Острое стекло разбитой бутылки отворило вены живому, теплому камню. Венозная кровь наполнила жизнью стертую уже графику трещин. Из камня уставились на меня три глаза, два заплывших, морщинистых, нечеловеческих, холодных. Из остывшего будущего смотрели они на меня -- спокойно и безразлично, из того времени смотрели они, когда жизнь обгонит саму себя и уже не будет единицей измерения ни времени, ни страсти. И один -- багровый, гневный. Он принадлежал неизвестному соглядатаю, похожему на нас, но другому, прошлому, ушедшему, живому той яростной жизнью, в которой движение меча обгоняло движение мысли. Рука моя дернулась -- чуть смазать в углу, чуть продолжить линию, четче прорисовать, чтобы окончательно прояснить увиденное. Я с трудом сдержался. Не мне. Не теперь. Не при них.

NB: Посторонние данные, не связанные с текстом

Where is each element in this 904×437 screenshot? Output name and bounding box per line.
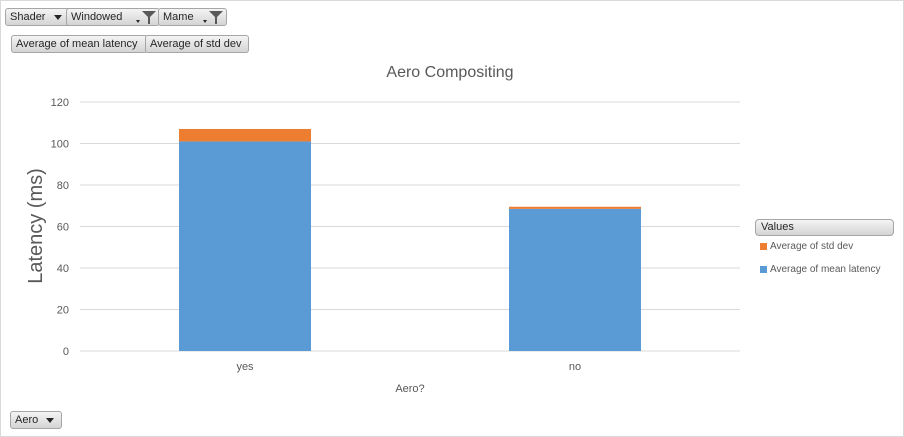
y-tick-label: 40 xyxy=(57,263,69,275)
y-tick-label: 20 xyxy=(57,305,69,317)
windowed-filter-button[interactable]: Windowed xyxy=(66,8,160,26)
bar-std-dev xyxy=(509,206,641,209)
y-tick-label: 120 xyxy=(51,97,69,109)
bar-mean-latency xyxy=(179,141,311,351)
legend-title[interactable]: Values xyxy=(755,219,894,236)
x-tick-label: no xyxy=(569,361,581,373)
shader-filter-label: Shader xyxy=(10,11,46,23)
mame-filter-button[interactable]: Mame xyxy=(158,8,227,26)
filter-funnel-icon xyxy=(203,11,223,24)
mame-filter-label: Mame xyxy=(163,11,194,23)
bar-mean-latency xyxy=(509,208,641,351)
y-tick-label: 80 xyxy=(57,180,69,192)
aero-axis-filter-label: Aero xyxy=(15,414,39,426)
bar-std-dev xyxy=(179,128,311,142)
x-tick-label: yes xyxy=(236,361,254,373)
legend-label-std-dev: Average of std dev xyxy=(770,241,854,252)
legend-swatch-mean-latency xyxy=(760,266,767,273)
y-tick-label: 60 xyxy=(57,222,69,234)
std-dev-value-label: Average of std dev xyxy=(150,38,242,50)
chart-title: Aero Compositing xyxy=(386,64,514,81)
mean-latency-value-button[interactable]: Average of mean latency xyxy=(11,35,148,53)
aero-axis-filter-button[interactable]: Aero xyxy=(10,411,62,429)
y-axis-title: Latency (ms) xyxy=(25,168,47,284)
filter-funnel-icon xyxy=(136,11,156,24)
y-tick-label: 0 xyxy=(63,346,69,358)
dropdown-arrow-icon xyxy=(54,15,62,20)
std-dev-value-button[interactable]: Average of std dev xyxy=(145,35,249,53)
x-axis-title: Aero? xyxy=(395,383,424,395)
dropdown-arrow-icon xyxy=(46,418,54,423)
legend-swatch-std-dev xyxy=(760,243,767,250)
y-tick-label: 100 xyxy=(51,139,69,151)
mean-latency-value-label: Average of mean latency xyxy=(16,38,138,50)
legend-label-mean-latency: Average of mean latency xyxy=(770,264,881,275)
shader-filter-button[interactable]: Shader xyxy=(5,8,73,26)
windowed-filter-label: Windowed xyxy=(71,11,123,23)
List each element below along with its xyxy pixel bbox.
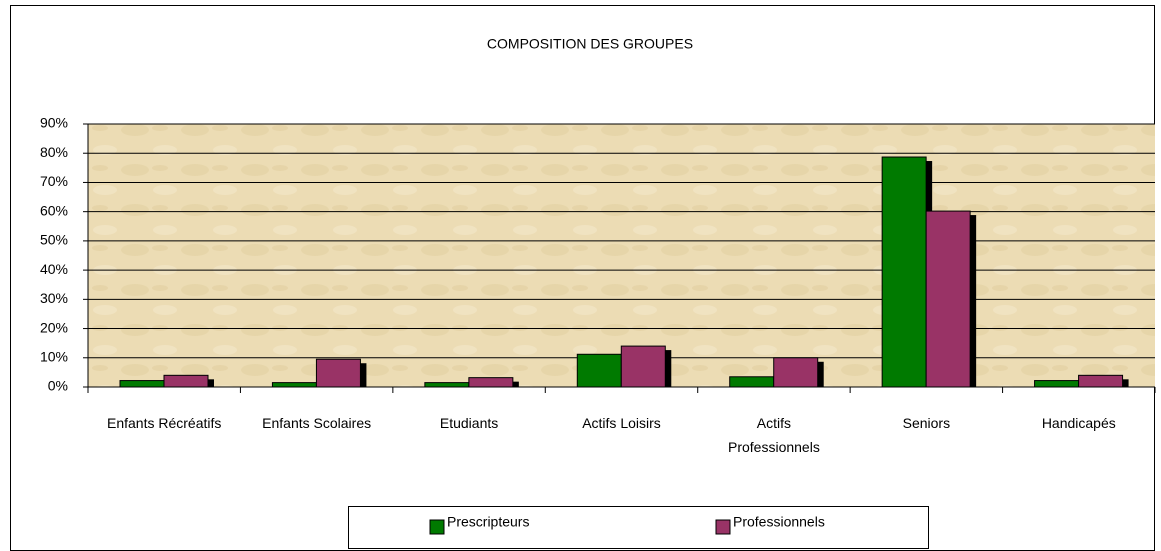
y-tick-label: 70% <box>40 173 68 189</box>
y-tick-label: 90% <box>40 115 68 131</box>
y-tick-label: 20% <box>40 319 68 335</box>
x-tick-label: Handicapés <box>1041 415 1116 431</box>
bar <box>271 382 317 388</box>
legend <box>348 506 929 549</box>
legend-swatch <box>715 519 731 535</box>
legend-label: Prescripteurs <box>447 514 529 530</box>
y-tick-label: 10% <box>40 348 68 364</box>
y-tick-label: 30% <box>40 290 68 306</box>
bar <box>119 380 165 388</box>
plot-area <box>88 124 1155 387</box>
bar <box>163 374 209 388</box>
y-tick-label: 80% <box>40 144 68 160</box>
bar <box>773 357 819 388</box>
bar <box>1078 374 1124 388</box>
bar <box>620 345 666 388</box>
y-tick-label: 40% <box>40 261 68 277</box>
x-tick-label: Etudiants <box>439 415 499 431</box>
y-tick-label: 50% <box>40 232 68 248</box>
bar <box>729 376 775 388</box>
legend-swatch <box>429 519 445 535</box>
x-tick-label: Actifs Loisirs <box>582 415 661 431</box>
x-tick-label: Enfants Récréatifs <box>107 415 222 431</box>
bar <box>315 358 361 388</box>
chart-title: COMPOSITION DES GROUPES <box>487 36 693 52</box>
y-tick-label: 60% <box>40 202 68 218</box>
x-tick-label: Actifs Professionnels <box>728 415 820 455</box>
bar <box>576 353 622 388</box>
bar <box>424 382 470 388</box>
bar <box>1034 380 1080 388</box>
y-tick-label: 0% <box>48 378 68 394</box>
x-tick-label: Seniors <box>902 415 951 431</box>
bar <box>468 377 514 388</box>
legend-label: Professionnels <box>733 514 825 530</box>
bar <box>925 210 971 388</box>
bar <box>881 156 927 388</box>
x-tick-label: Enfants Scolaires <box>262 415 372 431</box>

Женщины, как картины. Их сначала придумываешь, потом создаешь для себя, потом они начинают занимать слишком много места в студии, и ты от них избавляешься, потому что в какой-то момент вокруг создается застылость, воздух наполняется не живой ртутью красок, а пастозными мазками усредненности, уходящего восхищения. Женщина создает вокруг неповторимую ткань, которая колышется, колеблется, но она все ткет и ткет, и вот уже вокруг кокон, а пространство спеленуто и захламлено, и не видно дали. И ты от них избавляешься -- даришь, выкидываешь или продаешь.

Правда женщин до сих пор я не продавал. Да и сейчас не продаю. Скорее, Беллу у меня покупают. Чтобы не украсть. Как-то все это для меня слишком естественно. Не был ли я раньше работорговцем? Конечно, был. И славился красивыми рабынями. Тот, кто не покупал и не перепродавал рабынь -- не нарисует женщину.

Он и разбил бутылку о нос этого белого, как прогулочный пароход, дома, чтобы подчеркнуть -- Белла отплывает на нем. От меня. Все зафрахтовано. Трюмы полны добычей. Три миллиона фунтов стерлингов под килем.